Five money topics to brush up on to boost your financial literacy
Understanding how financial matters work is key to a secure future
Much of the UAE population is made up of residents from other countries, making financial affairs more complicated than if they were living in the country of their birth.
To save money, you must grow the gap between what you earn and what you spend.
Whether overseas residents choose to stay in the country for a short or long period, understanding financial matters is key if they want to stay on top of their finances and save effectively. To clarify what financial literacy is, it is basically just knowing how to deal with money issues. To me, there are five key areas to stay on top of: saving and budgeting; investing; tax optimisation or estate planning; avoiding fraud and increasing your income.

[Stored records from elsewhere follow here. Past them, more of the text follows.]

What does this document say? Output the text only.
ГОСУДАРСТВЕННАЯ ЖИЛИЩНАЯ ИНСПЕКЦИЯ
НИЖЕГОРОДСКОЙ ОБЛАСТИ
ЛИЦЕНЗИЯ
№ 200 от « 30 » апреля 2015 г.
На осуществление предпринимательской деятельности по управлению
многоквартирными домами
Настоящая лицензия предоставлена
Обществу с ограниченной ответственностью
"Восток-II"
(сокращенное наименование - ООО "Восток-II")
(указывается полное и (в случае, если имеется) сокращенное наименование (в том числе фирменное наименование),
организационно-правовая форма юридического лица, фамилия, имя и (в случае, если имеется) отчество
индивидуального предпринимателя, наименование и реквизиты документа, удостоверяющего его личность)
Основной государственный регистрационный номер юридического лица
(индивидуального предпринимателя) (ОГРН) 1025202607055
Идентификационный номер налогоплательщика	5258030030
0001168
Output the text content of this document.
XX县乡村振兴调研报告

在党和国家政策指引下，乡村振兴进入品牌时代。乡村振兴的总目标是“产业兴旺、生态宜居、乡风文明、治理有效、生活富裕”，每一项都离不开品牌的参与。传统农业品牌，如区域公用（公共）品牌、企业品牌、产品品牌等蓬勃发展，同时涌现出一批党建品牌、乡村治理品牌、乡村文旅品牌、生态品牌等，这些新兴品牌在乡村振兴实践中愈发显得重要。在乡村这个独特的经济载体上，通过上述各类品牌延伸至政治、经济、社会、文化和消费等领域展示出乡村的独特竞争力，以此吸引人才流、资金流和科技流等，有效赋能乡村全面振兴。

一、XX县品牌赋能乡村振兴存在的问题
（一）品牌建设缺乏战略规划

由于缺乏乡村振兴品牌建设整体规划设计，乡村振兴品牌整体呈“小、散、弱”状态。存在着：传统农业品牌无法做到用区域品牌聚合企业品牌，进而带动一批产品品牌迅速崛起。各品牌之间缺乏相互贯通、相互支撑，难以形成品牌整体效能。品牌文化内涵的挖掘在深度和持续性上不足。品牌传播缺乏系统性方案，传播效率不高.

As a disclaimer, I'm coming at this topic with an American slant but wherever you're from or live, you must educate yourself to avoid being exploited and losing money you cannot afford to. Let's break down each area to analyse the challenges:
Saving and budgeting
The need to save and budget is the same the world over. If you want to save money or have money to invest for your future, you must "grow the gap" between what you earn and what you spend. Certain jobs may give you an opportunity to save more, but there are plenty of UAE residents who earn big salaries and spend the lot, leaving them with nothing for their retirement. Others, meanwhile, make very little in comparison but are still able to save a healthy sum.
This can be really tricky with some nationalities barred from accessing certain investments, for example for tax reasons. Generally though, most can take advantage of low-cost, index fund investing through platforms such as International Brokers (IB) or Swissquote, without needing the "help" of a financial adviser (who is probably just going to sell you whatever makes them the most money in fees and commissions). There are great experts to help you get properly set up without exploiting you, such as Mark Zoril, a US-based financial adviser who says “hundreds” of UAE clients now use his $96 (Dh353)-a-year retainer plan, and Steve Cronin, the founder of Deadsimplesaving.com, who runs expat saving and investing workshops. But do your research before going down any investment route.
Tax and estate planning
This is where it gets really tricky, therefore it's one area people really need the help of a licensed professional. Tax affairs vary from country to country; it can depend on where you make your money, what you invest it in and what the current laws are in your home country. It can get even more complicated if you plan on retiring in a country that is not your place of birth. If you're saving for retirement and that retirement is a long way off, this can be almost impossible to optimise because you don't know what the laws will be like when you retire. The best option is to keep tabs on the laws and any changes to assess their effects on your finances.
This is hard to achieve, no matter where you're from. This summer, someone hacked my brokerage account, but fortunately didn't transfer any money out. If you can, have two-factor identification on your financial websites and never give out your passwords or biographical information. Make sure your passwords are super hard to crack, and use a password manager to boost your encryption.
Increase your income
This is another skill that can apply equally to all nationalities. To keep your income on an upward trajectory, keep studying and secure new certifications and skills throughout your career, preferably in things that are difficult and in high demand. That may not be fun, but it can be extremely profitable. Check out the book So Good They Can't Ignore You by Cal Newport for more great ways to do this. This also can make your job more secure, as you're harder to replace. Use that knowledge to negotiate raises or find a new, higher paying job.
To increase your financial literacy levels even more, there are numerous websites, YouTube channels and organisations to help you. One that I can vouch for is the UAE Facebook group SimplyFI, a community of personal finance enthusiasts. It's filled with savvy expatriates based in the UAE that aren't trying to sell you anything. You can ask questions about any of these topics and get quick, pertinent, helpful responses from community members. They also have events and workshops for free throughout the year.
Financial information can be daunting but using the knowledge of others will help you get a handle on topics that will boost your finances for the long term.